'It would not be commercially viable': Alnwick park and ride feasibility study results
A study has concluded that a park and ride scheme for Alnwick is not commercially viable.
The idea of a seasonal park and ride to help cope with the summer influx of visitors was explored at the request of Northumberland County Council.
A feasibility study carried out by AECOM concludes: “The results of the appraisal suggest that the park and ride site would be unlikely to deliver revenue from the bus service to cover the operational costs of the service.
“Intervention from Northumberland County Council in the form of parking charges within Alnwick would deliver additional revenue, but this would come with increased cost in terms of enforcement of parking charges.
“It is also likely to be met with some resistance from current car park users who do not pay to park, and therefore could result in a loss of trade to the area.”
The findings of the study, commissioned on the back of a car parking action plan developed last year, were discussed by Alnwick Town Council.
Clerk Bill Batey said: “A number of sites have been looked at around the town. The costs of putting a brand new park and ride have been established along with the costs of using an existing car park, in this case the one at the Hog’s Head, and the revenue costs have also been looked at.
“It appears that to run one bus costs in the region of £300. It is suggested the minimum to operate a park and ride would be two buses, so £600 a day.
“Various scenarios were then worked through, looking at the costs of the scheme and car parking charges in the town, but essentially the conclusion is that unless the bus is free and there are car parking charges in the town then there isn’t going to be any incentive for people to use the park and ride and the overall conclusion is that it would not be commercially viable.
“I think it’s a conclusion that a lot of us would probably have come up with.”
Coun Gordon Castle commented: “It would be a bit absurd to have parking charges to make the introduction of a park and ride scheme more cost effective. It would be a bit insane.”

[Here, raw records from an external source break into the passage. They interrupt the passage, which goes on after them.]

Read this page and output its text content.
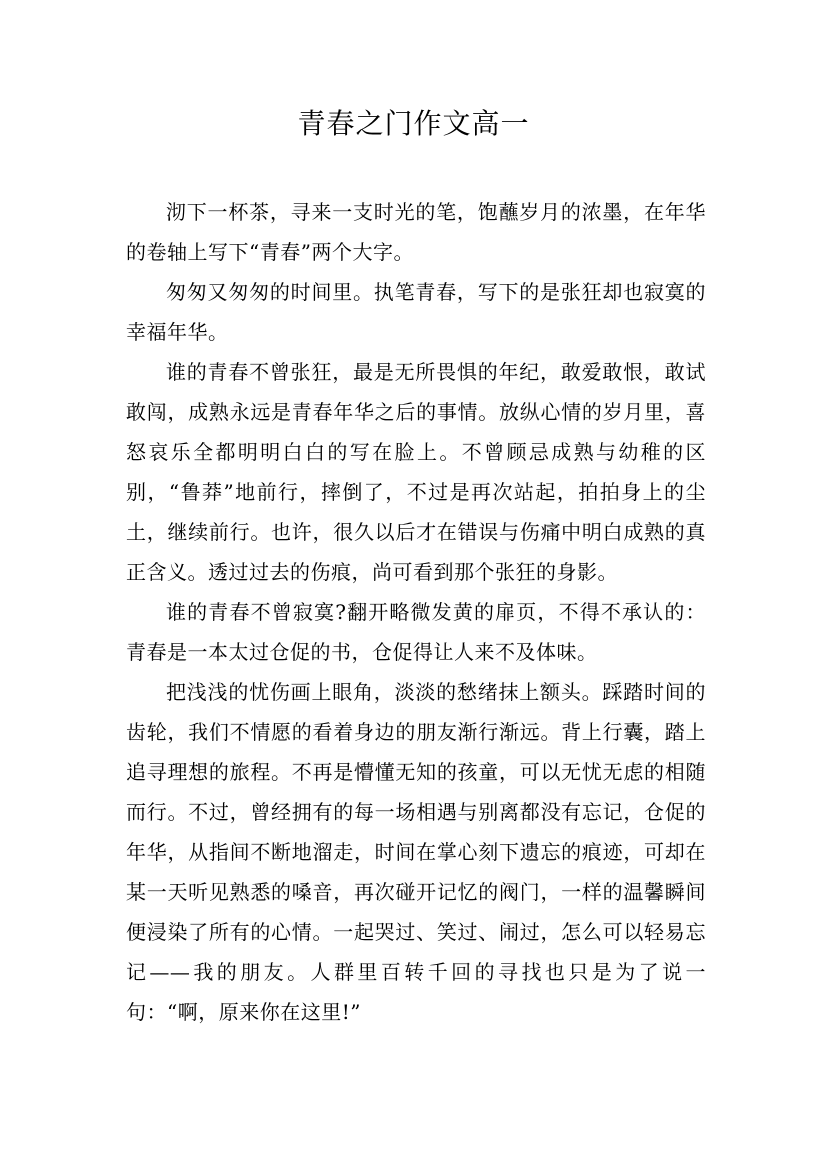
青春之门作文高一

沏下一杯茶，寻来一支时光的笔，饱蘸岁月的浓墨，在年华的卷轴上写下“青春”两个大字。

匆匆又匆匆的时间里。执笔青春，写下的是张狂却也寂寞的幸福年华。

谁的青春不曾张狂，最是无所畏惧的年纪，敢爱敢恨，敢试敢闯，成熟永远是青春年华之后的事情。放纵心情的岁月里，喜怒哀乐全都明明白白的写在脸上。不曾顾忌成熟与幼稚的区别，“鲁莽”地前行，摔倒了，不过是再次站起，拍拍身上的尘土，继续前行。也许，很久以后才在错误与伤痛中明白成熟的真正含义。透过过去的伤痕，尚可看到那个张狂的身影。

谁的青春不曾寂寞?翻开略微发黄的扉页，不得不承认的：青春是一本太过仓促的书，仓促得让人来不及体味。

把浅浅的忧伤画上眼角，淡淡的愁绪抹上额头。踩踏时间的齿轮，我们不情愿的看着身边的朋友渐行渐远。背上行囊，踏上追寻理想的旅程。不再是懵懂无知的孩童，可以无忧无虑的相随而行。不过，曾经拥有的每一场相遇与别离都没有忘记，仓促的年华，从指间不断地溜走，时间在掌心刻下遗忘的痕迹，可却在某一天听见熟悉的嗓音，再次碰开记忆的阀门，一样的温馨瞬间便浸染了所有的心情。一起哭过、笑过、闹过，怎么可以轻易忘记——我的朋友。人群里百转千回的寻找也只是为了说一句：“啊，原来你在这里!”
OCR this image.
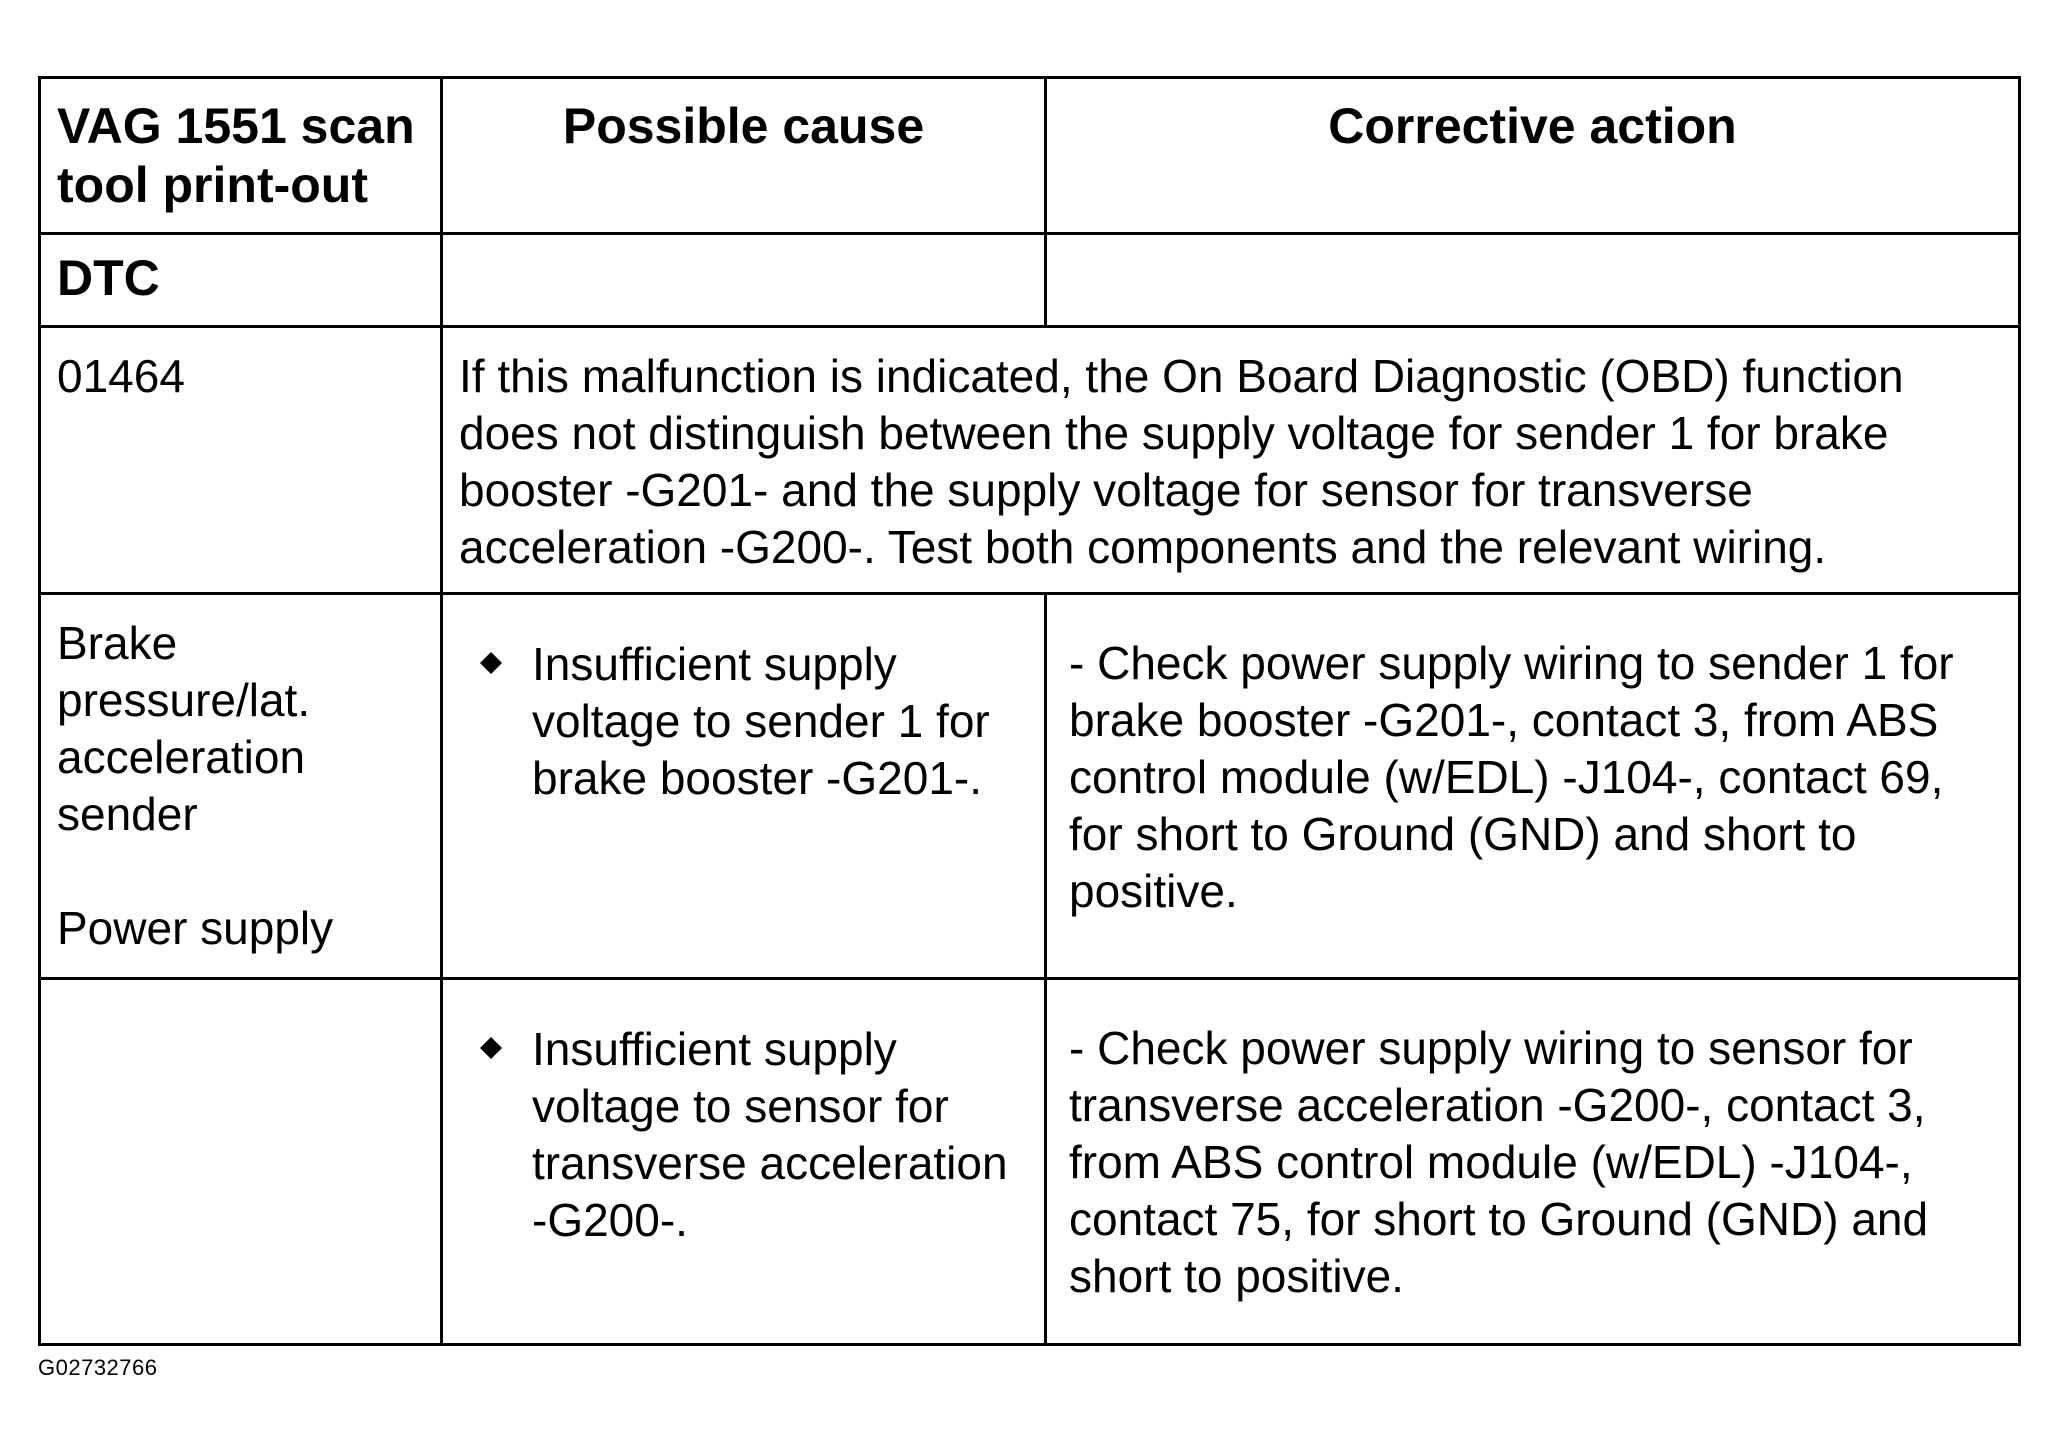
VAG 1551 scan tool print-out	Possible cause	Corrective action
DTC		
01464	If this malfunction is indicated, the On Board Diagnostic (OBD) function does not distinguish between the supply voltage for sender 1 for brake booster -G201- and the supply voltage for sensor for transverse acceleration -G200-. Test both components and the relevant wiring.	

Brake pressure/lat. acceleration sender
Power supply	Insufficient supply voltage to sender 1 for brake booster -G201-.	- Check power supply wiring to sender 1 for brake booster -G201-, contact 3, from ABS control module (w/EDL) -J104-, contact 69, for short to Ground (GND) and short to positive.

	Insufficient supply voltage to sensor for transverse acceleration -G200-.	- Check power supply wiring to sensor for transverse acceleration -G200-, contact 3, from ABS control module (w/EDL) -J104-, contact 75, for short to Ground (GND) and short to positive.
G02732766
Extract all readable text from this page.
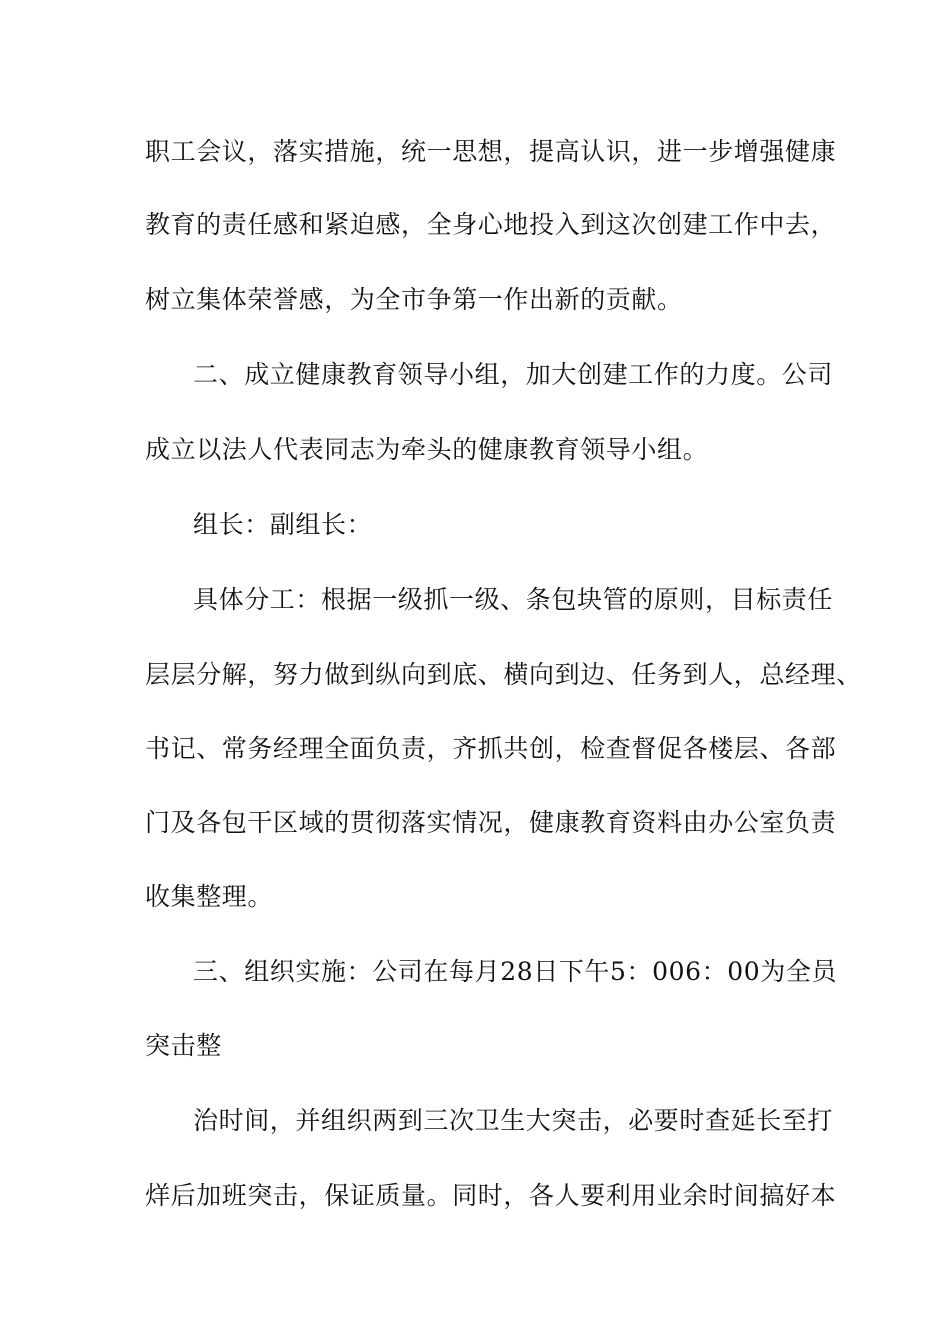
职工会议，落实措施，统一思想，提高认识，进一步增强健康

教育的责任感和紧迫感，全身心地投入到这次创建工作中去，

树立集体荣誉感，为全市争第一作出新的贡献。

二、成立健康教育领导小组，加大创建工作的力度。公司

成立以法人代表同志为牵头的健康教育领导小组。

组长：副组长：

具体分工：根据一级抓一级、条包块管的原则，目标责任

层层分解，努力做到纵向到底、横向到边、任务到人，总经理、

书记、常务经理全面负责，齐抓共创，检查督促各楼层、各部

门及各包干区域的贯彻落实情况，健康教育资料由办公室负责

收集整理。

三、组织实施：公司在每月28日下午5：006：00为全员

突击整

治时间，并组织两到三次卫生大突击，必要时查延长至打

烊后加班突击，保证质量。同时，各人要利用业余时间搞好本
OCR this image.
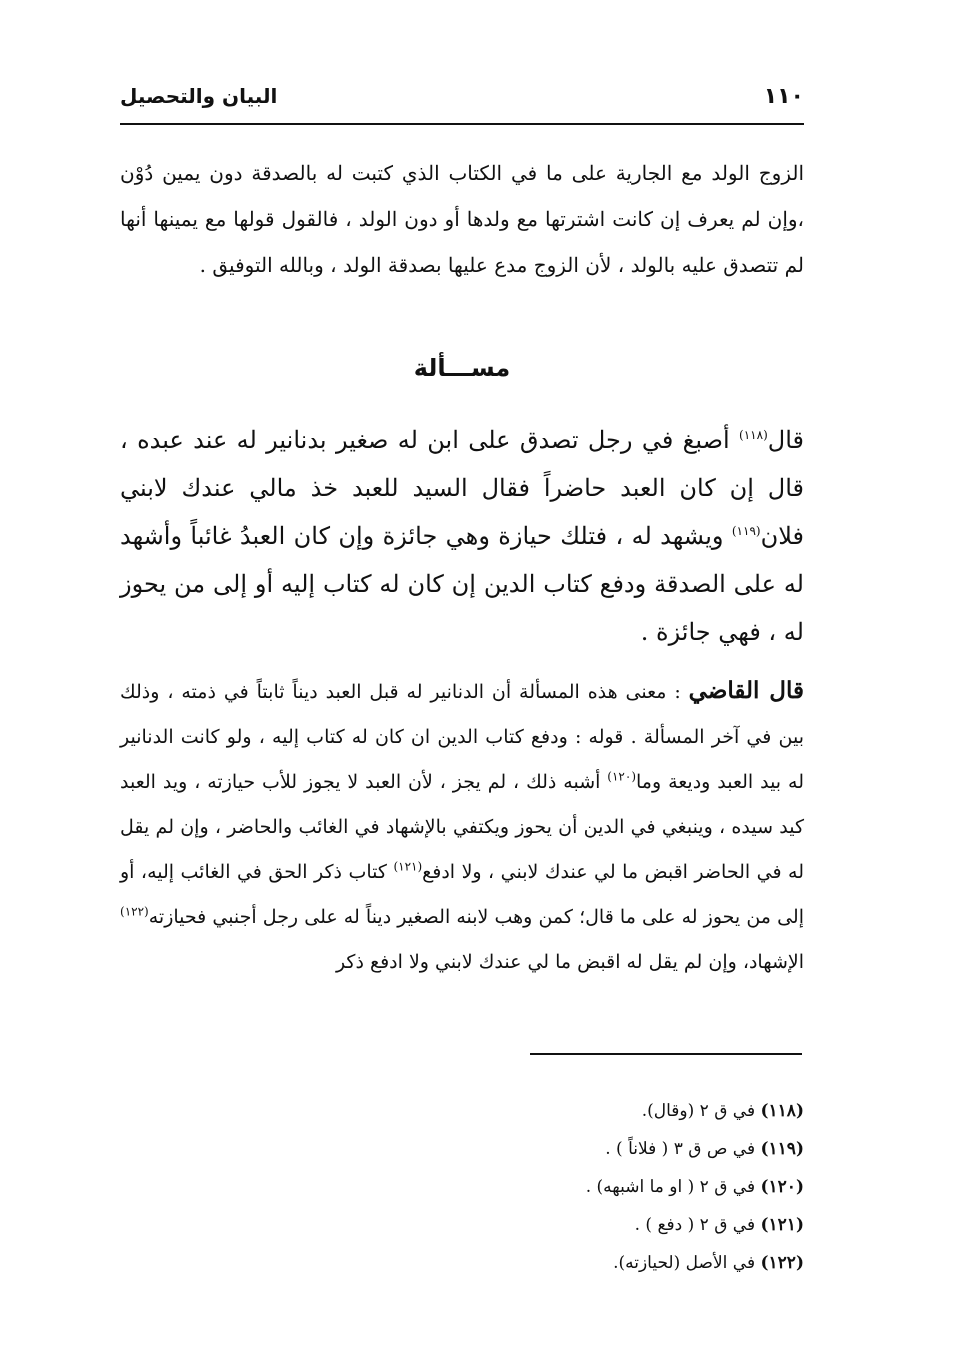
١١٠
البيان والتحصيل

الزوج الولد مع الجارية على ما في الكتاب الذي كتبت له بالصدقة دون يمين دُوْن ،وإن لم يعرف إن كانت اشترتها مع ولدها أو دون الولد ، فالقول قولها مع يمينها أنها لم تتصدق عليه بالولد ، لأن الزوج مدع عليها بصدقة الولد ، وبالله التوفيق .

مســـألة

قال$^{(١١٨)}$ أصبغ في رجل تصدق على ابن له صغير بدنانير له عند عبده ، قال إن كان العبد حاضراً فقال السيد للعبد خذ مالي عندك لابني فلان$^{(١١٩)}$ ويشهد له ، فتلك حيازة وهي جائزة وإن كان العبدُ غائباً وأشهد له على الصدقة ودفع كتاب الدين إن كان له كتاب إليه أو إلى من يحوز له ، فهي جائزة .

قال القاضي : معنى هذه المسألة أن الدنانير له قبل العبد ديناً ثابتاً في ذمته ، وذلك بين في آخر المسألة . قوله : ودفع كتاب الدين ان كان له كتاب إليه ، ولو كانت الدنانير له بيد العبد وديعة وما$^{(١٢٠)}$ أشبه ذلك ، لم يجز ، لأن العبد لا يجوز للأب حيازته ، ويد العبد كيد سيده ، وينبغي في الدين أن يحوز ويكتفي بالإشهاد في الغائب والحاضر ، وإن لم يقل له في الحاضر اقبض ما لي عندك لابني ، ولا ادفع$^{(١٢١)}$ كتاب ذكر الحق في الغائب إليه، أو إلى من يحوز له على ما قال؛ كمن وهب لابنه الصغير ديناً له على رجل أجنبي فحيازته$^{(١٢٢)}$ الإشهاد، وإن لم يقل له اقبض ما لي عندك لابني ولا ادفع ذكر

(١١٨) في ق ٢ (وقال).
(١١٩) في ص ق ٣ ( فلاناً ) .
(١٢٠) في ق ٢ ( او ما اشبهه) .
(١٢١) في ق ٢ ( دفع ) .
(١٢٢) في الأصل (لحيازته).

Coun Martin Swinbank remarked that there was no information in the study to reveal how many people would have to use the service to make it viable.
The study assessed that a site on the Lionheart Enterprise Park was the best location for a new park and ride. This could accommodate 250 vehicles at an estimated cost of £2.7million.
A shared car park at the Hog’s Head Inn, which has 130 spaces, would cost an estimated £480,000 to deliver. The study notes there is undeveloped land next to this site which could be used to create additional capacity if there was demand.
The study concludes: “Whilst the appraisal work undertaken suggests the park and ride site would not be commercially viable, it does not account for the benefits marketing of a park and ride site could bring, particularly when the targeted audience is tourists, who will not be familiar with the car parking facilities currently available within the centre of Alnwick.”